Sewell echoed both Neves and Oluwole’s optimism for embracing technology on new platforms, and explained that in her 20 years of experience, there’s never been a time when we’ve questioned everything as we are now.
“Technology gives us time,” she continued. “It’s a time in our industry when everything is changing. What luxury meant 10 years ago, doesn’t mean the same… it’s not the obvious player.” But, said Sewell, it’s important not to overlook the need for the human touch.
“We’ve built a platform that isn’t just about product intelligence, but human curation and without the human instinct you don’t have that element of discovery,” she said of the nearly one-year-old Style.com. For Neves, technology comes in most useful when it comes to what is emerging to be the ultimate luxury item the conference delegates agree on: time.
“Where tech can help is not with gimmicks but making the experience more human,” he said. “Time is the ultimate luxury, so if we can use technology so that the time (is reduced) that the sales assistant in the store is checking the inventory, or looking for the customer on the database, or not recognising a VIP – we can remove that friction.

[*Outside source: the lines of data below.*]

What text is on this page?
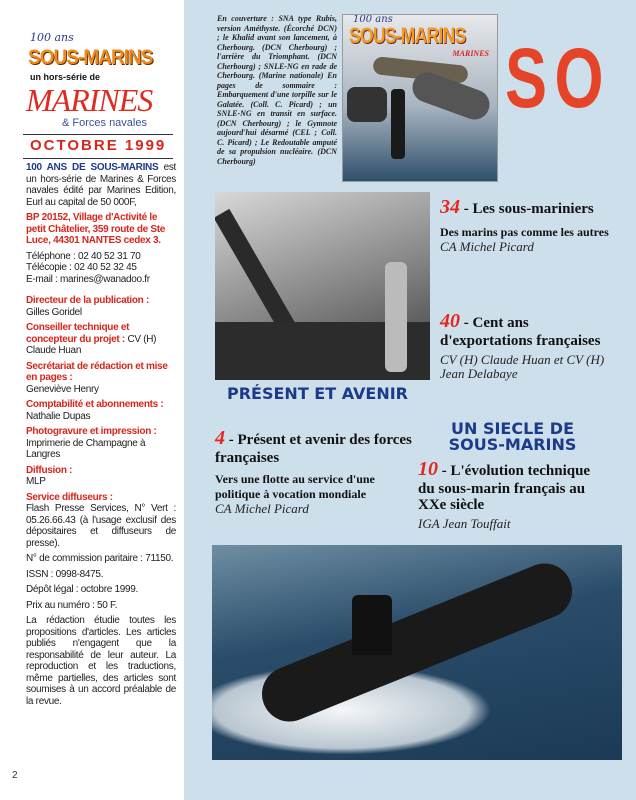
100 ans
SOUS-MARINS
un hors-série de
MARINES
& Forces navales
OCTOBRE 1999
100 ANS DE SOUS-MARINS est un hors-série de Marines & Forces navales édité par Marines Edition, Eurl au capital de 50 000F,
BP 20152, Village d'Activité le petit Châtelier, 359 route de Ste Luce, 44301 NANTES cedex 3.
Téléphone : 02 40 52 31 70
Télécopie : 02 40 52 32 45
E-mail : marines@wanadoo.fr
Directeur de la publication :
Gilles Goridel
Conseiller technique et concepteur du projet : CV (H) Claude Huan
Secrétariat de rédaction et mise en pages :
Geneviève Henry
Comptabilité et abonnements :
Nathalie Dupas
Photogravure et impression :
Imprimerie de Champagne à Langres
Diffusion :
MLP
Service diffuseurs :
Flash Presse Services, N° Vert : 05.26.66.43 (à l'usage exclusif des dépositaires et diffuseurs de presse).
N° de commission paritaire : 71150.
ISSN : 0998-8475.
Dépôt légal : octobre 1999.
Prix au numéro : 50 F.
La rédaction étudie toutes les propositions d'articles. Les articles publiés n'engagent que la responsabilité de leur auteur. La reproduction et les traductions, même partielles, des articles sont soumises à un accord préalable de la revue.
2
En couverture : SNA type Rubis, version Améthyste. (Écorché DCN) ; le Khalid avant son lancement, à Cherbourg. (DCN Cherbourg) ; l'arrière du Triomphant. (DCN Cherbourg) ; SNLE-NG en rade de Cherbourg. (Marine nationale) En pages de sommaire : Embarquement d'une torpille sur le Galatée. (Coll. C. Picard) ; un SNLE-NG en transit en surface. (DCN Cherbourg) ; le Gymnote aujourd'hui désarmé (CEL ; Coll. C. Picard) ; Le Redoutable amputé de sa propulsion nucléaire. (DCN Cherbourg)
100 ans
SOUS-MARINS
MARINES SO
34 - Les sous-mariniers
Des marins pas comme les autres
CA Michel Picard
40 - Cent ans d'exportations françaises
CV (H) Claude Huan et CV (H) Jean Delabaye
PRÉSENT ET AVENIR
4 - Présent et avenir des forces françaises
Vers une flotte au service d'une politique à vocation mondiale
CA Michel Picard
UN SIECLE DE SOUS-MARINS
10 - L'évolution technique du sous-marin français au XXe siècle
IGA Jean Touffait
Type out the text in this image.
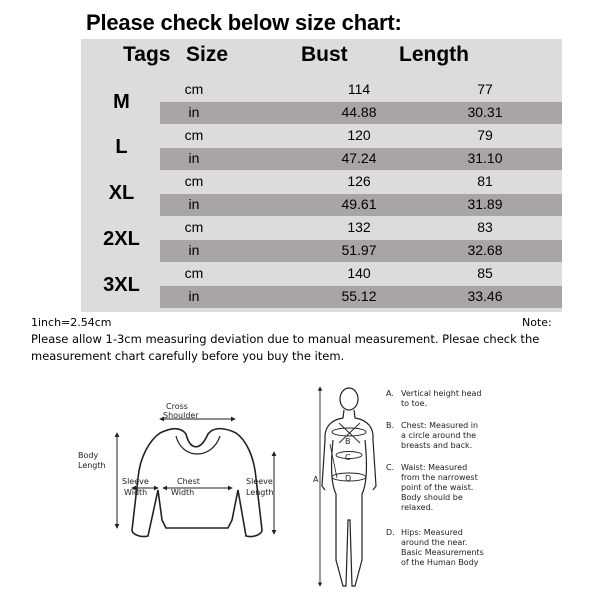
Please check below size chart:
Tags Size	Bust Length
M
cm	114	77
in	44.88	30.31
L
cm	120	79
in	47.24	31.10
XL
cm	126	81
in	49.61	31.89
2XL
cm	132	83
in	51.97	32.68
3XL
cm	140	85
in	55.12	33.46
1inch=2.54cm	Note:
Please allow 1-3cm measuring deviation due to manual measurement. Plesae check the measurement chart carefully before you buy the item.
Cross
Shoulder
Body
Length
Sleeve
Width
Chest
Width
Sleeve
Length
A
B
C
D
A. Vertical height head
to toe.
B. Chest: Measured in
a circle around the
breasts and back.
C. Waist: Measured
from the narrowest
point of the waist.
Body should be
relaxed.
D. Hips: Measured
around the near.
Basic Measurements
of the Human Body
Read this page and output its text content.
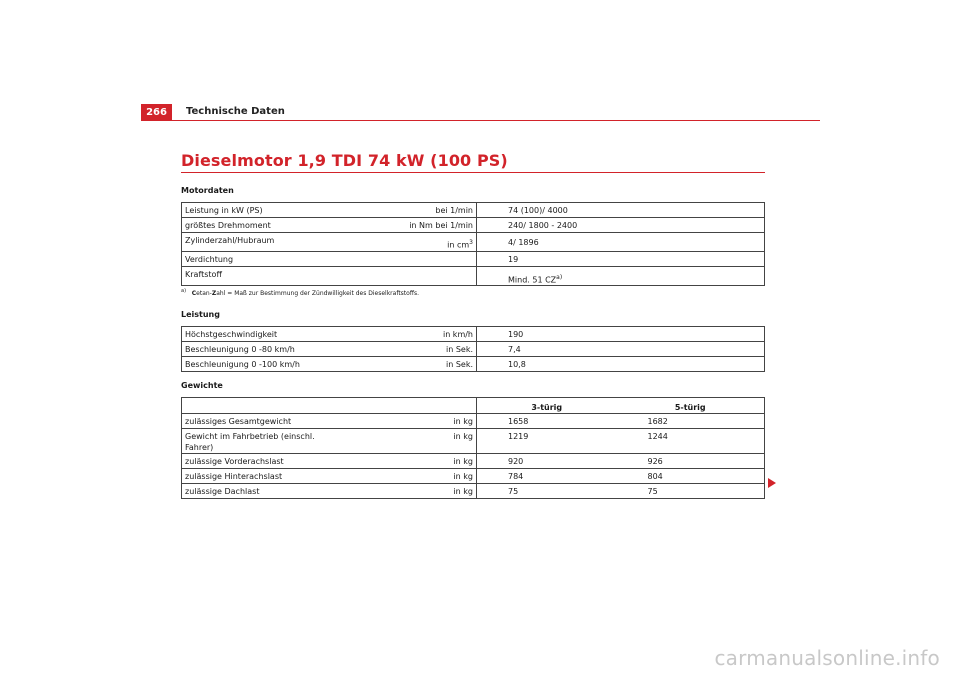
266	Technische Daten
Dieselmotor 1,9 TDI 74 kW (100 PS)
Motordaten
Leistung in kW (PS)	bei 1/min	74 (100)/ 4000
größtes Drehmoment	in Nm bei 1/min	240/ 1800 - 2400
Zylinderzahl/Hubraum	in $cm^3$	4/ 1896
Verdichtung		19
Kraftstoff		Mind. 51 CZ$^{a)}$
$^{a)}$ Cetan-Zahl = Maß zur Bestimmung der Zündwilligkeit des Dieselkraftstoffs.
Leistung
Höchstgeschwindigkeit	in km/h	190
Beschleunigung 0 -80 km/h	in Sek.	7,4
Beschleunigung 0 -100 km/h	in Sek.	10,8
Gewichte
		3-türig	5-türig
zulässiges Gesamtgewicht	in kg	1658	1682
Gewicht im Fahrbetrieb (einschl. Fahrer)	in kg	1219	1244
zulässige Vorderachslast	in kg	920	926
zulässige Hinterachslast	in kg	784	804
zulässige Dachlast	in kg	75	75
carmanualsonline.info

Through seamless technology we can free up time.”
This seamless technology comes in many forms – and it’s not the ones that we’re used to. As Sophie Hackford, who was moderating the panel, said, it could be virtual reality, real-time CCTV or emotion-scanning software, areas Oluwole is keen Instagram develops into.
“Instagram and social media as a whole is playing such an important part in the luxury business – we now need to know how it drives a business forward,” she said, revealing that she would like to work on bringing the social experience to life.
“Now that we can understand the need to go shopping, we can understand the desire to go shopping, and we now need to know how to take advantage of people’s needs, points of views and immediate desires,” she explained, although she also agreed on the unparalleled experience of going into a store, and highlighted that their recent survey showed that while users look to Instagram for lifestyle inspiration, they still flock to print for product and purchase information. Essentially it’s about understanding the behaviour of the Millennial.
“Facebook has a heavy Millennial usage,” continued Oluwole, saying they pose an opportunity for the brand to win loyalty over time and therefore are targeting a consumer that will be a consumer of the future.
“Our average age is 36 years old,” chimed Neves. “It’s more a Millennial mindset. This is a generation born in the Eighties, so they’re now 30-somethings, and they’re influencing the generation that came before them. We need to pay particular attention to that.”
Sewell also agreed with the Millennial mindset, although stressed that Style.com doesn’t categorise by age, but by mindsets. “I’m not a Millennial, but I have the same hunger for newness…as can an older woman or man, and so we think about them.”
As for the future, all agreed that to be successful moving forward, the luxury industry must use technology in an “invisible way” – not so that it impedes, but aids in areas that need it. As Neves put it, to find a way to “be a positive force for fashion as it can be transformative in a very informative way”.